The vulnerability identified as CVE-2026-33483 affects WWBN AVideo, an open-source video platform, specifically versions up to and including 26.0. The issue resides in the aVideoEncoderChunk.json.php endpoint, which is a standalone PHP script that does not incorporate authentication mechanisms, framework includes, or resource management controls. An unauthenticated remote attacker can send arbitrary POST requests to this endpoint, which writes the data to temporary files in the /tmp/ directory. Critically, there are no limits on the size or rate of these writes, nor is there any cleanup mechanism to remove these files. This design flaw allows an attacker to exhaust the server's disk space by continuously sending large POST payloads, resulting in a denial of service (DoS) condition that can incapacitate the entire server. The vulnerability is classified under CWE-770, which concerns allocation of resources without limits or throttling. The CVSS v3.1 base score is 7.5, reflecting high severity due to the ease of exploitation (no authentication or user interaction required) and the impact on availability. Although no known exploits are reported in the wild, a patch has been committed (commit 33d1bae6c731ef1682fcdc47b428313be073a5d1) to address this issue by presumably adding authentication, resource limits, or cleanup mechanisms.

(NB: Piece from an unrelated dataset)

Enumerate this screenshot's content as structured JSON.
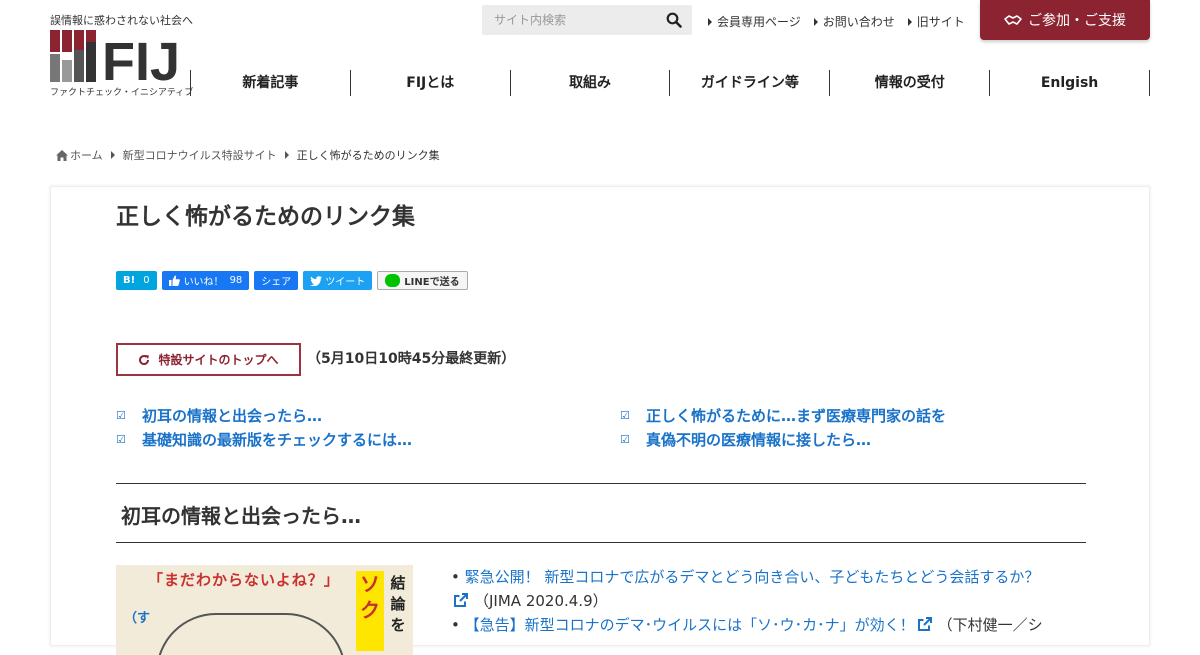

The primary impact of CVE-2026-33483 is denial of service through disk space exhaustion, which can disrupt the availability of the AVideo platform and potentially other services running on the same server. Organizations relying on AVideo for video streaming or content delivery may experience service outages, loss of user trust, and operational downtime. The lack of authentication and resource controls means attackers can easily exploit this vulnerability remotely without any credentials or user interaction, increasing the risk of automated attacks and large-scale exploitation. This can lead to significant operational disruption, especially for organizations with high traffic or critical video infrastructure. Additionally, disk exhaustion may cause broader system instability or data loss if the server's storage is shared with other applications or services. Recovery from such an attack may require manual cleanup and system restarts, further increasing downtime and operational costs.

Organizations should immediately upgrade to a patched version of WWBN AVideo that includes the fix from commit 33d1bae6c731ef1682fcdc47b428313be073a5d1. Until patching is possible, implement network-level controls such as rate limiting and IP filtering to restrict access to the aVideoEncoderChunk.json.php endpoint. Deploy web application firewalls (WAFs) with custom rules to detect and block abnormal POST request patterns targeting this endpoint. Monitor disk usage closely and set up alerts for unusual growth in the /tmp/ directory. Consider isolating the AVideo service on dedicated infrastructure with limited disk quotas to prevent collateral damage. Review and harden server configurations to restrict file write permissions and implement cleanup scripts to remove stale temporary files regularly. Additionally, conduct regular security audits and penetration testing focused on resource exhaustion vectors to identify similar issues proactively.